New Zealand celebrated with two renditions of the Haka after winning all six of its games at the inaugural HSBC Canada Sevens, its third title in six stops on the world circuit this season.
Canada won five of six games and finished ninth Sunday, hoisting the consolation Bowl trophy instead of the celebrated Cup. Its only blemish was Saturday's loss to Wales on a try scored with no time remaining.
Rugby sevens can be a cruel game.
The home side made its mark at B.C. Place Stadium in Vancouver, refusing to quit in a series of thrilling last-ditch wins. But ironically Canada exits the tournament in 13th spot in the overall standings, one rung below where it started the weekend.

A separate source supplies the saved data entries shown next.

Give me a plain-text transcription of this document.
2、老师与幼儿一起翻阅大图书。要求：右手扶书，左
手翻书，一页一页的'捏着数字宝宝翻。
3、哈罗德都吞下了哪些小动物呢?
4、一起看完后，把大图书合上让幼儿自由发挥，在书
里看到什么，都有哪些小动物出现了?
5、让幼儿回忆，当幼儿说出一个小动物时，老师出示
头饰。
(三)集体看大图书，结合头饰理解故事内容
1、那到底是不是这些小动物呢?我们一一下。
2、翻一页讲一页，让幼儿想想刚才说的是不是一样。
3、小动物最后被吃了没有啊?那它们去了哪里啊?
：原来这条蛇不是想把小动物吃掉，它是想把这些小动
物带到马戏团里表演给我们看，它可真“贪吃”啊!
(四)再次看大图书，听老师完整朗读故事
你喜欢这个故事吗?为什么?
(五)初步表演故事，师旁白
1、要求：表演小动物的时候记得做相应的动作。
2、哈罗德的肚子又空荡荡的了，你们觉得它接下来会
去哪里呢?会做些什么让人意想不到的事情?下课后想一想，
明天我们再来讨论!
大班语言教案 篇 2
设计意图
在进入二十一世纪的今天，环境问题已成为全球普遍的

"I can't criticize our performances," said Canadian coach Liam Middleton. "We were very consistent. The Brazil game we were a little bit flatter [Sunday] morning but we'd had thrown everything into [Saturday]. Mentally, physically, emotionally, we threw everything into it and got a disappointment at not making the Cup [quarter-finals].
"But you win five of six games in any World Series tournament, it's an exceptional achievement."
New Zealand defeated South Africa 19-14 in the Cup final, adding to the titles it won earlier this season in Wellington and Sydney.
Delighted organizers said 60,418 fans took in the tournament over two days. Spectators got their money's worth with 45 games over the weekend. There were 942 points scored Saturday alone.
Sunday produced another festive crowd, with many in costume.
After edging France 19-17 on a John Moonlight try and Nathan Hirayama conversion with no time remaining in the Bowl final, the Canadians celebrated in front of those fans.
"There may not have been as many people here as there are maybe some other places but 30,000 people cheering for Canada, that's something special that you don't get every often in your life," said Canada's Conor Trainor.
Mike Fuailefau wore a lei when he met reporters. Adam Zaruba was cloaked in a Canadian flag. Nathan Hirayama had a Maple Leaf knotted around his neck.
Harry Jones wore a pair of black eyes, thanks to a busted beak that was broken the previous day.
Costly loss to Wales
Canada's opening game Saturday, a 26-19 loss to Wales, proved to be its undoing.
The Canadians bounced back to upset Australia 14-12, which left them needing to beat Russia by 30 points in their final pool match to qualify for the Cup quarter-finals. Canada beat Russia but the 29-12 score was not enough to avoid the consolation bracket.
Hirayama led the Canadian attack with five tries Sunday on a day that also saw 19-0 and 17-7 wins over Brazil and England, respectively. He finished tied for fourth in tournament scoring with six tries.
Rubbing salt in the wound, Wales finished seventh and moved past Canada into 12th spot in the overall standings.
And Samoa, which will challenge Canada in a last-ditch Olympic qualifying tournament in June, showed its teeth by finishing fifth in Vancouver.
Down 17-12 in the Bowl final, the Canadians profited when 18-year-old French player Theo Millet elected to keep playing rather than kick the ball into touch with no time remaining to end the game. The French were subsequently penalized near their goal-line and Canada scored.
"It's his first tournament," veteran French player Julien Candelon said of his young teammate. "We all make some errors in our career. It's his first — it's not a problem. He is here to learn."
The same thing happened against Chile at the Pan American Games, allowing Canada back into the game, and keeping it on course for the gold medal.
Coming into the home tournament, Canada had finished 13th, 11th, 11th, ninth and 14th on the five previous stops on the circuit. It has now missed out on the Cup quarter-finals twice on tiebreakers.
Australia defeated Fiji 19-12 to finish third. Samoa beat the U.S. 31-19 to win the Plate final and finish fifth while Russia downed Portugal 17-10 to take the Shield final and finish 13th.